Молли мысленно отмечает, что так ей и надо, это месть кармы за то, что сует нос куда не следует. Но вслух Молли успокаивает Блю, предлагает ей сесть.
– Постарайтесь расслабиться, – самым что ни на есть материнским голосом говорит она.
* * *
Прямо напротив окна стоит цапля, направив клюв на разлившийся ручей. Несмотря на хандру, Милтон улыбается, макает кисточку в серую краску и изображает на бумаге что-то похожее на птицу. Рисует он гораздо лучше, чем предполагала Молли. Она недоумевает, почему Милтон раньше никогда не посещал уроки рисования.

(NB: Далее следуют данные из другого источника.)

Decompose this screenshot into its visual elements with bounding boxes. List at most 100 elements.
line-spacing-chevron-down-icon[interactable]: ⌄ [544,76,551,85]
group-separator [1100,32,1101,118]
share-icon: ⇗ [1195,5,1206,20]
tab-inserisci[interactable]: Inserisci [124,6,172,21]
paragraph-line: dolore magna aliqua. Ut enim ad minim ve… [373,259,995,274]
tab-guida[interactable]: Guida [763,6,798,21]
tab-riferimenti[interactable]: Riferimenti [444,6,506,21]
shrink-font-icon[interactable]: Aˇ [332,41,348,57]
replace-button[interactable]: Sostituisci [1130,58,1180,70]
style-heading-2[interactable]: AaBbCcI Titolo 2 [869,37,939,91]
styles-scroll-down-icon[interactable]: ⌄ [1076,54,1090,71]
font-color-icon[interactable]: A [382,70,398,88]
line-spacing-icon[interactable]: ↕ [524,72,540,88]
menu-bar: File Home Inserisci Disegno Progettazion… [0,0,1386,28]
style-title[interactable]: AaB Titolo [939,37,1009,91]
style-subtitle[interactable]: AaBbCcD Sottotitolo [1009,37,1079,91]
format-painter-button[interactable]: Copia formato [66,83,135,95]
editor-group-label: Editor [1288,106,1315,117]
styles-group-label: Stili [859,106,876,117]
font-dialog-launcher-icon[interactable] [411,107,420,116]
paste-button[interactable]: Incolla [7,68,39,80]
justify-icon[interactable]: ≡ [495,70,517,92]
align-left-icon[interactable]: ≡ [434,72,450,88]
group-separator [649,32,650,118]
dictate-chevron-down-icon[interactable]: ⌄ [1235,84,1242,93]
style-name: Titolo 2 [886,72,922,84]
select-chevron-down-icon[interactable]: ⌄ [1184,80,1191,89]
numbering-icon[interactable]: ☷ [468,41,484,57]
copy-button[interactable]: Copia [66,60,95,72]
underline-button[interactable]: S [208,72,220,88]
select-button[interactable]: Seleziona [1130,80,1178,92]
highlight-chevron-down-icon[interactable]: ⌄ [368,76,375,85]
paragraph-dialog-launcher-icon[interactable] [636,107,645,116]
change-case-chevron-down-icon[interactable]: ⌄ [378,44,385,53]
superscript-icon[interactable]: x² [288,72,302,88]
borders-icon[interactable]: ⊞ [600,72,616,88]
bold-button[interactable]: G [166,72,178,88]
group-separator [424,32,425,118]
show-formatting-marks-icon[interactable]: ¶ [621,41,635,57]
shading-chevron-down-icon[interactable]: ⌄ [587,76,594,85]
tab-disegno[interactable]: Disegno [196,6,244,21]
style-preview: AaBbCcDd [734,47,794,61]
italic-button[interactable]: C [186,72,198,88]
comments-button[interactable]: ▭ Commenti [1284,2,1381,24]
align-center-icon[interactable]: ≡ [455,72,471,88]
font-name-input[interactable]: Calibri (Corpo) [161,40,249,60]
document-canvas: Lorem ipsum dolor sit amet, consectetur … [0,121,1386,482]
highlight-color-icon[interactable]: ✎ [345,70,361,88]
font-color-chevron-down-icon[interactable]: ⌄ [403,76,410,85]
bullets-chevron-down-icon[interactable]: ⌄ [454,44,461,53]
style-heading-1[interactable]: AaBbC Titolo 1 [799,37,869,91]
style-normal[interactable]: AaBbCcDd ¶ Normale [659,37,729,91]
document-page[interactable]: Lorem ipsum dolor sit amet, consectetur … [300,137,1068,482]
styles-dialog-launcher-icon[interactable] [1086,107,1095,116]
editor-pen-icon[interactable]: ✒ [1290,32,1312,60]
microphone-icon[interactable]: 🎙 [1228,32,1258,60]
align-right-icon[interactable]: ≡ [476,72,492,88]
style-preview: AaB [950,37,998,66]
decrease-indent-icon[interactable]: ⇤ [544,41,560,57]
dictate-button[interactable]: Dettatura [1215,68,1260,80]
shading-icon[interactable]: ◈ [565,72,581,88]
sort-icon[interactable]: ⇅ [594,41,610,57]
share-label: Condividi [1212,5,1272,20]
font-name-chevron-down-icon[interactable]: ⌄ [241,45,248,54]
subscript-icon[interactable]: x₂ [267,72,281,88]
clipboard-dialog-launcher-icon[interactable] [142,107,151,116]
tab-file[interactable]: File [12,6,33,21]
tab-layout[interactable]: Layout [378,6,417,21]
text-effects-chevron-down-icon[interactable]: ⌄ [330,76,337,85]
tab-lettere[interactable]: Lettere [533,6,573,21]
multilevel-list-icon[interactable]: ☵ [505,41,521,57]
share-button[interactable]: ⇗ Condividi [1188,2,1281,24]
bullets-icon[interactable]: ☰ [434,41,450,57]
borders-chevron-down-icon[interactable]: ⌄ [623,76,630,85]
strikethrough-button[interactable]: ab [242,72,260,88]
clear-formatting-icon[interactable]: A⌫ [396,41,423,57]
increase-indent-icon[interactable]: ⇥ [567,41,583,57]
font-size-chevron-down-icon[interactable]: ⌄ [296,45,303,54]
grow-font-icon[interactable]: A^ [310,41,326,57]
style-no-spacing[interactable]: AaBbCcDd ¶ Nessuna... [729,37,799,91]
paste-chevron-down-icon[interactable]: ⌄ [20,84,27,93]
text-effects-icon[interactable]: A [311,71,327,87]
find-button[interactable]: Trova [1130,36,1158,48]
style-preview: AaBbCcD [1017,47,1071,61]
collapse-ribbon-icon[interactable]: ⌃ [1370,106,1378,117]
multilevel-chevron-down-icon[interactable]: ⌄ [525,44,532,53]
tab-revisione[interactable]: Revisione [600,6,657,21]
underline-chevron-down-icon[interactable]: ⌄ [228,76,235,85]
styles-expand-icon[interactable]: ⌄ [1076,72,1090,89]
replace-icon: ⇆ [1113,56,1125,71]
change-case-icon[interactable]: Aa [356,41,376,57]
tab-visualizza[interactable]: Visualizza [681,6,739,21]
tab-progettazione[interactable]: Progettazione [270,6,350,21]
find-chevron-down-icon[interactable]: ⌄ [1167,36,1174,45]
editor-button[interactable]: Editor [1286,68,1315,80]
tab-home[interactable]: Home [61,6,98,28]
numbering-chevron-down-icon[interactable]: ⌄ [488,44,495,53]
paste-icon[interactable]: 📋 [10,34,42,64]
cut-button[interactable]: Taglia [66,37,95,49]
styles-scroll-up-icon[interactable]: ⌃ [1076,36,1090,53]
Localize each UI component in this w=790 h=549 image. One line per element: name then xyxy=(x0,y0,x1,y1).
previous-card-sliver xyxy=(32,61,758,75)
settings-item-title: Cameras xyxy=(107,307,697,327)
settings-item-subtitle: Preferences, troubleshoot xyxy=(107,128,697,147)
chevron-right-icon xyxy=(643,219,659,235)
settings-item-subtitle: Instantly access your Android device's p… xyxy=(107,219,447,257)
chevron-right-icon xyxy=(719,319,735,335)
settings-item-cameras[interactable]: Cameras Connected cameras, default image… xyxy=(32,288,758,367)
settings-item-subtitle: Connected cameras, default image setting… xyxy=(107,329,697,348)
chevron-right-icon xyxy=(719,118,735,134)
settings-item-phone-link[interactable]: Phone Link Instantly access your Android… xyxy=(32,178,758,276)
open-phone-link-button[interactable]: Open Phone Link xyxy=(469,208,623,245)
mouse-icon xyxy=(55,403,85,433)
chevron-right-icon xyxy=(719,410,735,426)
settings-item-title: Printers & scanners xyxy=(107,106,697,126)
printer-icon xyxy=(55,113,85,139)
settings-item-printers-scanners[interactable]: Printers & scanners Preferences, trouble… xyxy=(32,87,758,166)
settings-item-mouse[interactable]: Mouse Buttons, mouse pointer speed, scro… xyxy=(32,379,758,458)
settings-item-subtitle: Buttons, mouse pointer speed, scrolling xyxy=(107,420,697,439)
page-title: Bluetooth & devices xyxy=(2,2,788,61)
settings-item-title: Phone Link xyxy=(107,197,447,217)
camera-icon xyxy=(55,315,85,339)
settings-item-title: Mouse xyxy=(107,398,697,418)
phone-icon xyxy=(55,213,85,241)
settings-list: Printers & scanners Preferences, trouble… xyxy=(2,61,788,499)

Блю рисует воду; она начинает с ряби, затем добавляет изогнутые тени, отбрасываемые деревьями. Наполнив палитру синими, зелеными и коричневыми красками, Сабина выбирает тонкую кисть и также начинает рисовать, и Молли мысленно отмечает, что для всех троих надежда еще не потеряна.
Но тут Сабина вдруг говорит:
– Смотрите, дождь прекратился, а если погода улучшится, может быть, к нам смогут добраться механики.
Молли отвечает, что лучше сосредоточиться на насущных задачах, и говорит Милтону, что цапля получилась замечательная, разве что туловище у нее слишком толстое, а ноги слишком короткие. Взглянув на реку, нарисованную Блю, Молли ее хвалит, хотя у девчонки абсолютно нет способностей. Затем она смотрит на то, что нарисовала Сабина.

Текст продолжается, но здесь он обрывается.